Out of the millions of recorded variants in the Knowledgebase, they selected 83,542 known or likely disease-causing variants, in a total of 3,438 genes, to generate the probes for QChip1. Chips such as these are called genotyping microarrays, and contain arrays of short DNA strands each of which will bind to and register the presence of a DNA sequence of interest.
The researchers demonstrated QChip1 screening by using the chip to analyse DNA from 2,707 Qataris. In this large sample of individuals, they identified a total of 32,674 distinct risk variants, with an average of 134 risk variants per individual. They also found that these variants were relatively Qatari-specific, only about 15% of the variants being present in comparative DNA samples from European Americans, South Asian Americans, African Americans and Puerto Ricans.
“The genomic database of the Qatari population and the QChip technology provide an extremely accessible, low-cost and powerful resource for reducing the incidence of a wide variety of inherited diseases,” said co-first author Dr Amal Robay, assistant professor of research in genetic medicine at WCM-Q.
“Every day we discover more pathogenic variants, which are observed in some countries to be different from the variant observed in other countries,” said co-senior author Dr Asmaa al-Thani, chair of Qatar Genome Programme at QF and vice chair of Qatar Biobank Board. “Differences between pathogenic variants in different countries are reported on a daily basis, which keeps driving us to pursue our work in genomics, and focusing on pathogenic evolution and potentially pathogenic variants. With every new variant we observe as unique to Qatar, we take on step forward towards better health care, not only for Qatar, but also for other Middle Eastern populations.”
“The QChip1 screening array marks several key milestones for Qatar,” said study co-author Dr Khalid Fakhro, chief of research at Sidra Medicine. “First, it represents a significant outcome of Qatar’s early investment in generating genomic knowledge on our population. Second, this array is a first for the region, and can be adopted by neighbouring countries whose populations share ancestry (and disease mutations) with ours. And finally, it demonstrates the strength of collaboration across the biomedical research community in Qatar.”

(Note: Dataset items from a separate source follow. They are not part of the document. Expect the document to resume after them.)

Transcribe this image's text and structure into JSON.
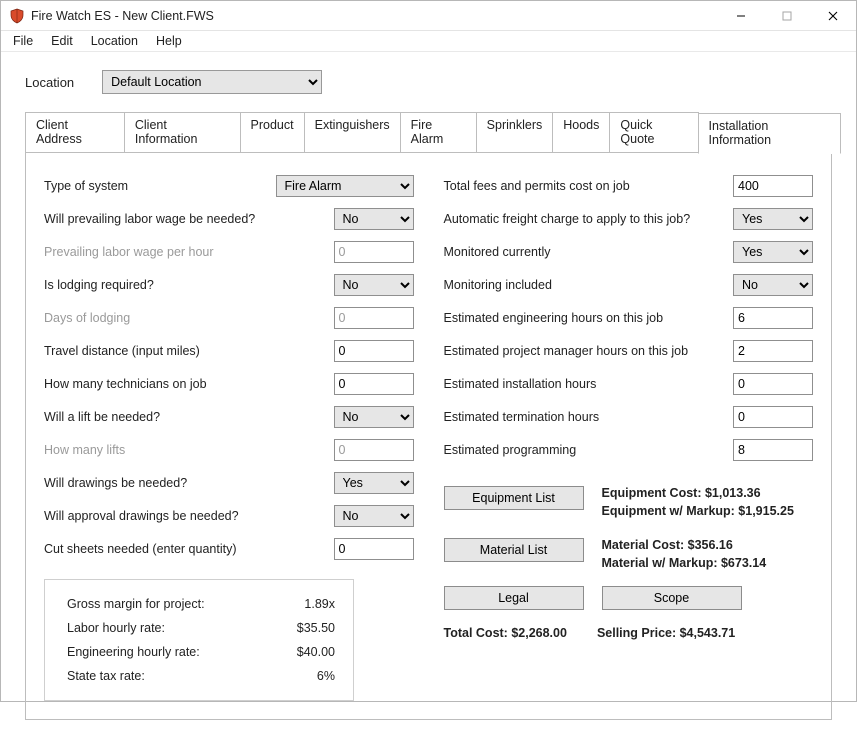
{
  "window": {
    "title": "Fire Watch ES - New Client.FWS",
    "icon": "shield-icon"
  },
  "menubar": [
    "File",
    "Edit",
    "Location",
    "Help"
  ],
  "location": {
    "label": "Location",
    "value": "Default Location"
  },
  "tabs": [
    "Client Address",
    "Client Information",
    "Product",
    "Extinguishers",
    "Fire Alarm",
    "Sprinklers",
    "Hoods",
    "Quick Quote",
    "Installation Information"
  ],
  "left": {
    "type_of_system_label": "Type of system",
    "type_of_system": "Fire Alarm",
    "prevailing_wage_label": "Will prevailing labor wage be needed?",
    "prevailing_wage": "No",
    "prevailing_wage_per_hour_label": "Prevailing labor wage per hour",
    "prevailing_wage_per_hour": "0",
    "lodging_label": "Is lodging required?",
    "lodging": "No",
    "days_lodging_label": "Days of lodging",
    "days_lodging": "0",
    "travel_label": "Travel distance (input miles)",
    "travel": "0",
    "techs_label": "How many technicians on job",
    "techs": "0",
    "lift_label": "Will a lift be needed?",
    "lift": "No",
    "how_many_lifts_label": "How many lifts",
    "how_many_lifts": "0",
    "drawings_label": "Will drawings be needed?",
    "drawings": "Yes",
    "approval_drawings_label": "Will approval drawings be needed?",
    "approval_drawings": "No",
    "cut_sheets_label": "Cut sheets needed (enter quantity)",
    "cut_sheets": "0"
  },
  "summary": {
    "gross_margin_label": "Gross margin for project:",
    "gross_margin": "1.89x",
    "labor_rate_label": "Labor hourly rate:",
    "labor_rate": "$35.50",
    "eng_rate_label": "Engineering hourly rate:",
    "eng_rate": "$40.00",
    "tax_label": "State tax rate:",
    "tax": "6%"
  },
  "right": {
    "fees_label": "Total fees and permits cost on job",
    "fees": "400",
    "freight_label": "Automatic freight charge to apply to this job?",
    "freight": "Yes",
    "monitored_label": "Monitored currently",
    "monitored": "Yes",
    "monitoring_incl_label": "Monitoring included",
    "monitoring_incl": "No",
    "eng_hours_label": "Estimated engineering hours on this job",
    "eng_hours": "6",
    "pm_hours_label": "Estimated project manager hours on this job",
    "pm_hours": "2",
    "install_hours_label": "Estimated installation hours",
    "install_hours": "0",
    "term_hours_label": "Estimated termination hours",
    "term_hours": "0",
    "prog_hours_label": "Estimated programming",
    "prog_hours": "8"
  },
  "buttons": {
    "equipment_list": "Equipment List",
    "material_list": "Material List",
    "legal": "Legal",
    "scope": "Scope"
  },
  "costs": {
    "equipment_cost": "Equipment Cost: $1,013.36",
    "equipment_markup": "Equipment w/ Markup: $1,915.25",
    "material_cost": "Material Cost: $356.16",
    "material_markup": "Material w/ Markup: $673.14",
    "total_cost": "Total Cost: $2,268.00",
    "selling_price": "Selling Price: $4,543.71"
  }
}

“The important message here is that advancing precision medicine with genetic screening tools for a given population requires an understanding of the specific set of risk variants found in that population,” said study co-senior author Dr Ronald Crystal, chairman of the Department of Genetic Medicine and the Bruce Webster Professor of Internal Medicine at WCM NY.
“The co-operation between multiple institutions is helping produce powerful screening tools, and the impact is not only reflected in the power of numbers, but also in the power of science,” said co-first author Dr Radja Messai-Badji, genomics operations manager at QF’s Qatar Genome Programme.

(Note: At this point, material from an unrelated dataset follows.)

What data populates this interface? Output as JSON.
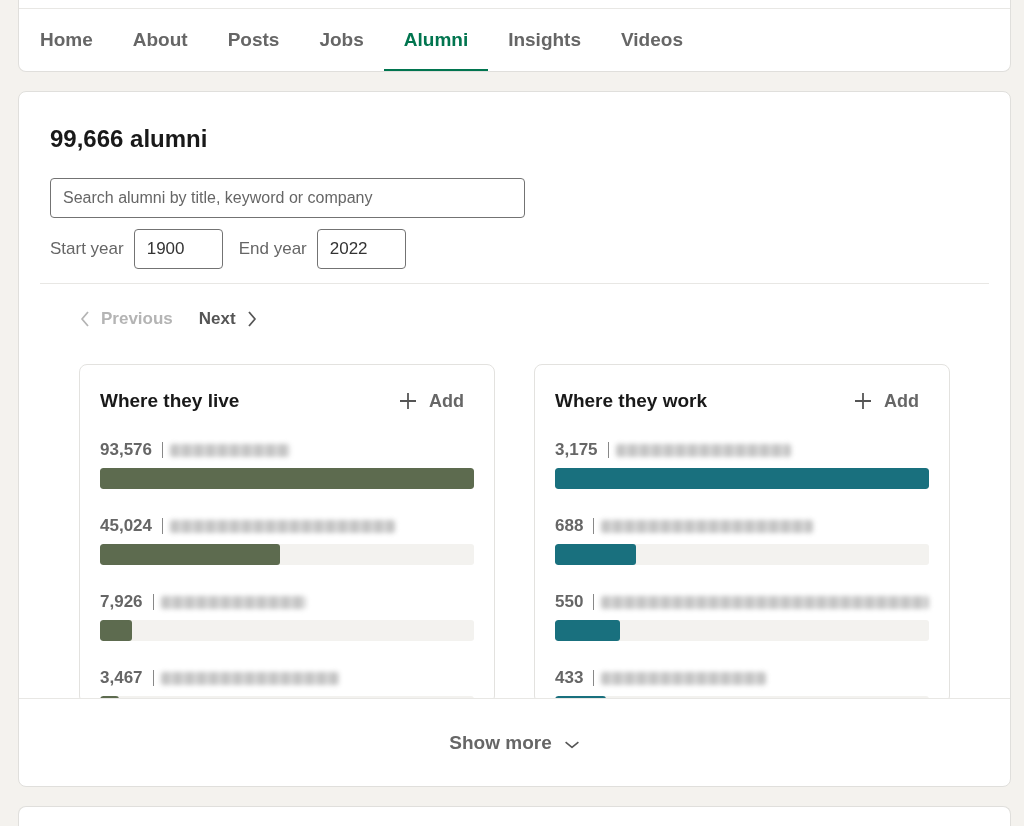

“This groundbreaking effort led by Weill Cornell Medicine highlights the effectiveness and translatability of omics and, in particular, genomic projects such as the QChip to implement precision medicine solutions that are likely to improve health care for the populations of Qatar and the wider region,” said study co-author Dr Khaled Machaca, senior associate dean for research, innovations and commercialisation and a professor of physiology and biophysics at WCM-Q.

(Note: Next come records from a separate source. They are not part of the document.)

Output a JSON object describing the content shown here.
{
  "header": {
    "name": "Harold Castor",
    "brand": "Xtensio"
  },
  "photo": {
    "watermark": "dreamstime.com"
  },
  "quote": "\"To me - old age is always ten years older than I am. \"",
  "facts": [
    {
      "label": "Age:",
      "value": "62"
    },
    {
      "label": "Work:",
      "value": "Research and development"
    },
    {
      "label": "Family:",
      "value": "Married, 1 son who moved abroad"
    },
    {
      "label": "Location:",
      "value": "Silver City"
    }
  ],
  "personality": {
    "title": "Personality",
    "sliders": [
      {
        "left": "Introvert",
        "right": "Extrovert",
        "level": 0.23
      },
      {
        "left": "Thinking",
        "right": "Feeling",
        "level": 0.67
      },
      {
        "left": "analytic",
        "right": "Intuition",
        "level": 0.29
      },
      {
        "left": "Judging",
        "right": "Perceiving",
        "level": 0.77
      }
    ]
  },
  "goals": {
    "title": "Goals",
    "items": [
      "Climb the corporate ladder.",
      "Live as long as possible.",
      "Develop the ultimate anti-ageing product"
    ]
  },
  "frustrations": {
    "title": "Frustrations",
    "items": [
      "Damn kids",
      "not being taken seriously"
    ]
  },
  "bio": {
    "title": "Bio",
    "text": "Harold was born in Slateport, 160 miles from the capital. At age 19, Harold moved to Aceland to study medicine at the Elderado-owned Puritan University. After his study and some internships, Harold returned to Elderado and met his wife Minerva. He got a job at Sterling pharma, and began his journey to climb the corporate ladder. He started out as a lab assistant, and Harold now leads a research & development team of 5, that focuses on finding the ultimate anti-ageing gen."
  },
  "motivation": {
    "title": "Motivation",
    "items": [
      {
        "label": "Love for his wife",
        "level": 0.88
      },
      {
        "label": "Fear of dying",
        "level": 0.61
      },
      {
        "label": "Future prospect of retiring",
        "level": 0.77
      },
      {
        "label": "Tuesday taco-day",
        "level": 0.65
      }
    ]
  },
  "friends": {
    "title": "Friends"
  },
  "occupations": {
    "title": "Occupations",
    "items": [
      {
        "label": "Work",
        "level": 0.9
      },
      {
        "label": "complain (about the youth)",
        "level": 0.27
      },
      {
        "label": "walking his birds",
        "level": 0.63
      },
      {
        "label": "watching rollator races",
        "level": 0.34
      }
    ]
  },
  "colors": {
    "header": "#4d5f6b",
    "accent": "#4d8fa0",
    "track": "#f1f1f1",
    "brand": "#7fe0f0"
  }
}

Qatar is a good candidate for comprehensive and population-specific screening as traditional marriage practices often bring together two people who carry the same single-gene disorders (SGD).
“SGD risk screening has a lot of potential, not only clinically for personalised medicine and family planning, but also scientifically for understanding rare genetic diseases,” said co-first author Dr Juan Rodriguez-Flores, an assistant professor of research in genetic medicine at WCM NY.